I know the benchmarks cannot really be compared, since one involves a queue, and mongo, while the other does not. But, it seems like a prime use case for async.
Could also use multiprocessing, got about ~500req/s returning a 'hello world' response (which the article also does). The article does about 300req/s but that's because he saturates his pipe. The reality is the article might be faster than 1,000,000/hour.
from multiprocessing import Pool
from requests import get
urls = 1000 * ['http://localhost/hello']
def scrape(url):
return get(url).text
p = Pool(40)
results = p.map(scrape, urls)
As I said, the benchmark is flawed since it's dependent on the network pipe. It would be a good idea to run tests locally so you get a real maximum.

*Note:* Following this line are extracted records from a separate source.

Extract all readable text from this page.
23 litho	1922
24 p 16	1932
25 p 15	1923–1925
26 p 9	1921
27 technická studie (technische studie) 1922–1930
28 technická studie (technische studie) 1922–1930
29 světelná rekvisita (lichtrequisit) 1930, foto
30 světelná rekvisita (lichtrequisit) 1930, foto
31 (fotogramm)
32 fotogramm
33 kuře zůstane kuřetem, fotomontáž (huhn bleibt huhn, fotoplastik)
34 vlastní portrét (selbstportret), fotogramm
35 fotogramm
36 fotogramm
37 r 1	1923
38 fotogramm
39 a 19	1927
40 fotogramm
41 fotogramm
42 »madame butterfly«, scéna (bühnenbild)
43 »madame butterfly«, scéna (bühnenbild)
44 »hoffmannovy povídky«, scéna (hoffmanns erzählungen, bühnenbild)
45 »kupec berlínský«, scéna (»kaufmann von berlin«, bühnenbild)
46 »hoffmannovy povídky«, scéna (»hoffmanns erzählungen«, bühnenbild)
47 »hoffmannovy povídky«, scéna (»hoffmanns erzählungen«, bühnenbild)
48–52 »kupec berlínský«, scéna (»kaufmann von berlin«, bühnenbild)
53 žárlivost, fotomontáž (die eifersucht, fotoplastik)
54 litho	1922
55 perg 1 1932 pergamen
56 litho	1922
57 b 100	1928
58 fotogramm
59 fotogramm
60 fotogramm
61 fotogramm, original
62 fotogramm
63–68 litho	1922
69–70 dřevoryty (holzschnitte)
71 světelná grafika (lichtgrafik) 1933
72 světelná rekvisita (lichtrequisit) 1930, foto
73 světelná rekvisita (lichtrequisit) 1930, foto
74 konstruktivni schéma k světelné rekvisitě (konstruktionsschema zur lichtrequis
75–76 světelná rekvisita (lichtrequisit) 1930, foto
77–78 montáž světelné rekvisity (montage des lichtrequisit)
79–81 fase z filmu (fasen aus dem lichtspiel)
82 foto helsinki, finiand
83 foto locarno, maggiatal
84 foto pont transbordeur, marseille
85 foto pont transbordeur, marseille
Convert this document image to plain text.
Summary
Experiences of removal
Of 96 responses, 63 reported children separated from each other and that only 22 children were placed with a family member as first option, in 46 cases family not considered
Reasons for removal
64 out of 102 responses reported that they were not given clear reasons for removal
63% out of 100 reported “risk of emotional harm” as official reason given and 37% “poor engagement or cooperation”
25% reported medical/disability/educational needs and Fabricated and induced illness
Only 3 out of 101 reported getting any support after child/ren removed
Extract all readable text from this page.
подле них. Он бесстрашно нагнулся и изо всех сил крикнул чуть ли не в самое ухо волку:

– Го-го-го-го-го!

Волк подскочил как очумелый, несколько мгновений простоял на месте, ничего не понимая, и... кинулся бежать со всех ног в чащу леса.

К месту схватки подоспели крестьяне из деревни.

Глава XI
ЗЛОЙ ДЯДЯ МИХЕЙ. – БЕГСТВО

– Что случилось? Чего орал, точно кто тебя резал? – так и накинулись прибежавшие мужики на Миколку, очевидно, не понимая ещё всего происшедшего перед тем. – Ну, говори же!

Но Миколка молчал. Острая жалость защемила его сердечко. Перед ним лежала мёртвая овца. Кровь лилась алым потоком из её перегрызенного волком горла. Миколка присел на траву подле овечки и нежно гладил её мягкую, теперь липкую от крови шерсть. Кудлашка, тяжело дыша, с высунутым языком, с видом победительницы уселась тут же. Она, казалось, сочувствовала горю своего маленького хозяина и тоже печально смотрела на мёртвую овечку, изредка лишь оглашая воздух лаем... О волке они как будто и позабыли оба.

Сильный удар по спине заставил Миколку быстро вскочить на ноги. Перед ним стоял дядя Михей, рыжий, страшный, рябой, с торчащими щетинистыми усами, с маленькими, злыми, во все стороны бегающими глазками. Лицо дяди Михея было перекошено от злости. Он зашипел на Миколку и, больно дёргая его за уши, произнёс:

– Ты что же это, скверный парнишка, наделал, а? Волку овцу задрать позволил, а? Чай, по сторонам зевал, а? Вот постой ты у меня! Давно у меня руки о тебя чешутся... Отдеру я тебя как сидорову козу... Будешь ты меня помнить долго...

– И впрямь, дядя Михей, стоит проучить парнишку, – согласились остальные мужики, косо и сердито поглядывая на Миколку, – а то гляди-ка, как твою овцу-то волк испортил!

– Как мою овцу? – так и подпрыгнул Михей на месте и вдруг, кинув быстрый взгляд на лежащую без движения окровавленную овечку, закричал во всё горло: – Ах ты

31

There are lots of factors involved which can completely skew benchmarks, for example, if you were scraping an average 10kb response instead of 'hello world' you would automatically be limited to 100req/s on a 10mbit pipe.
Thanks for your comment. I've used multiprocessing/threads/geven/asyncio before. And I will have a full test with these libraries or tools.
This post is just a quick demo to build a distributed crawler with docker. Asyncio and aiohttp is a great combination for this case , using less memory and faster. But aiohttp only support http proxy, perhaps this is the only case not so perfect.
Thanks for your comment again. welcome to discuss more technical details about it.